16. Pizza Hut. I am including this because they do a nontrivial amount of their business in the to-go format. If I haven’t had Pizza Hut pizza for awhile, I will sometimes really like the first piece. The second and third then taste terrible and I get a migraine.
15. Taco Bell. See KFC, only I do this to myself once every six month instead of eighteen. I would have a higher opinion of Taco Bell if the employees honored your requests more than half the time.
—TIER 2 – WILL EAT —
14. Long John Silvers. Cheap fried fish. It is what it is and it is marginally better than what you might buy frozen at the supermarket. I also remember liking their hush puppies, which are underrated as a greasy food.
13. Arby’s. I include Arby’s even though I exclude all other sandwich places because Arby’s serves sandwiches in the same sense McDonald’s serves salads. I probably wouldn’t mind Arby’s so much if they were more upfront about what their food is, i.e. cheap roast beef smothered in Eau de Fast Food.
12. Checker’s. I remember them being sorta bland, but I haven’t had it in like seven years so I should probably try it again at some point.
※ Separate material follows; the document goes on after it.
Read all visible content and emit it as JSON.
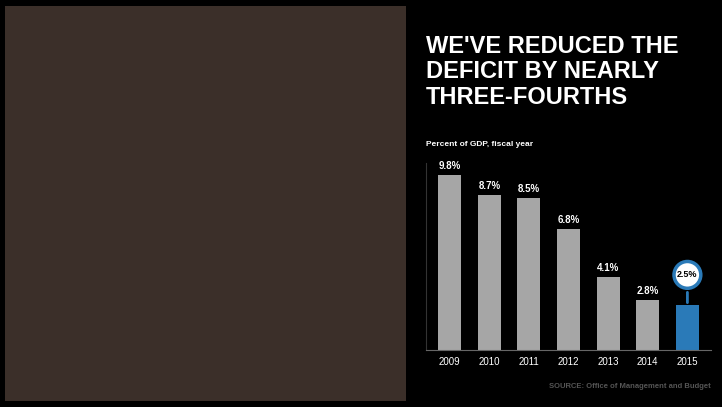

11. Dairy Queen. Yeah, they often serve “real” food. It tends to be surprisingly competent.
10. Jack in the Box. In some ways, Jack in the Box is really scraping the bottom of the barrel in terms of quality, but in others they are skilful in the ways in which they are scraping the bottom of the barrel. If their regular menu was priced as low as their Munchie Meals are, they would rank much higher, as the value you get in the Munchie Meals is a fairly disconcerting testimony to the powers of American capitalism.
9. What-A-Burger. I was very disappointed when I first tried it, because I was led to believe it was a “better burger” place. It’s not. The burgers have a slightly bland or sour taste to them. But I think what you are supposed to get are the weird special kinds of burgers on the menu and the basic burgers are for dumb people who don’t like it when their food has a taste. Their burgers also have more “heft” to them than the typical burger, which counts for something.
8. Wendy’s. Very overrated, but I’ll still go on my own accord on occasion without hating myself for it. I think people are fooled by the square-shaped meat and the quality-oriented advertisement campaigns when the quality really isn’t there and everything tastes a little underseasoned.
7. A&W. Food is no-frills, but I don’t mind it. The theme of the restaurant is hilariously antiquated, which is… a positive?
6. Del Taco. I haven’t been there that much, but it shines in comparison to Taco Bell in terms of competence, without really costing much more.
—TIER I – WANT —
5. In-And-Out Burger. Only got it once and was a little overwhelmed by all the “spread” I asked them to put on my meal. Need further investigation.
4. McDonald’s. They are beginning to price discriminate really hard, but I’m fine with that. Regardless of what anyone tells you, ketchup flavored bread (what they call a “cheeseburger”) tastes good. And even the obnoxious foodie hipsters now admit that McDonald’s makes excellent breakfast. McDonald’s has also done more for bringing the global poor out of poverty than all economic foreign aid in the history of the world combined.
3. Five Guys. I am still entirely incapable of explaining why their burgers taste as good as they do.
2. Smashburger. I thought the quality of food was better than Five Guys and the variety is better. I am not entirely certain that it is worth the price. It may be.
1. Burger King. Underrated by hipsters who want to have something to feel superior to, since they admit they like McDonald’s breakfast. The Whopper is the practically perfect fast food sandwich. Even the stupid temporary promotional things (e.g. Angry Whopper, Burger Shots) are delicious.
On my list of places to try next are Shake Shack, Wienerschnitzel, Zaxby’s, Raising Cane’s, Sonic, Carl’s Jr., and Umami Burger. Umami Burger is the only of those I would need to go out of my way to try.